Aliens in This World

An ordinary Catholic and a science fiction and fantasy fan.

Wednesday, July 02, 2003

You Aren't a Priest Forever: Nightcrawler vs. the Writer, Part 3



(Well, geez. Just when Bill Cork had kindly linked to my blog, and I'd gotten up a good head of steam and everything. Darn those inconvenient facts.)

Bamfette explains it all. No, Kurt Wagner was never a priest. It was all just delusions planted in his head by mind control. For at least fifty issues or more. *bangs head against desk*



And people ask me why I gave up on X-Men, or used to be so glad that Excalibur took place in England, far from the Mutant Shenanigans of the Month. It sounds as if the distortions of Catholic practice and the lack of clue on how to use Kurt's priesthood in the storyline were already so great that many readers are just glad to get shed of the plotline by any means, however idiotic.



(In case you were wondering about Bamfette's issue references, there is a comic book every week in the month which chronicles the X-Men's adventures. Uncanny X-Men is the original book and has been running since the late seventies. X-Men only started in the early nineties. The other books are The New X-Men, which is apparently Chris Claremont's return, and Ultimate X-Men, which doesn't take place in the normal Marvel universe and can be ignored for this purpose. Also bear in mind that each issue costs four or five bucks. Gee, I wonder why kids and teenagers aren't picking up the comics hobby....)



I'm glad that most of the apparent anti-Catholicism is not the result of malice, but stupidity. See, the plot only gets stupider. Mr. Austen has the schismatic Church of Humanity planting nanodevices in the communion wafers, wine and holy water in every church in America, Catholic or no, to get rid of "the religious right". (Now I start to believe that he was raised Catholic, because he apparently thinks that every Christian church uses these things.) The sheer logistics is laughable. Communion wafers and wine do not all come from one centralized factory. Holy water is made on the premises of a church. There would have to be huge numbers of Church of Humanity agents or members, something I don't think likely. And where did the nanotech come from, and how much did it cost? Even assuming help from mind control, the scope of the thing is just ridiculous -- and that's if it's just being done in the US.

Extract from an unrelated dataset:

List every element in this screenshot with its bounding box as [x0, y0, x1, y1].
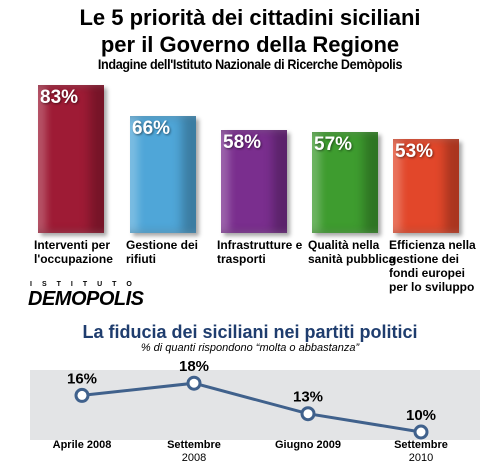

But anybody who crucifies Jean Gray and Jubilee on the front lawn of Xavier's mansion (yes, that was what Austen wrote into Uncanny X-Men #243), in a 25 cent issue intended to attract kids and new readers, has obviously got an awful lot of malice and stupidity in him. Unless Marvel's comics division wants to go back to the Land of No Profit, he should go.



(But no, they'd rather lose Mark Waid.) *bang head against wall* Well, bah. I think I'll just go catch up on Ruse and try to forget what they've done to my poor Kurt.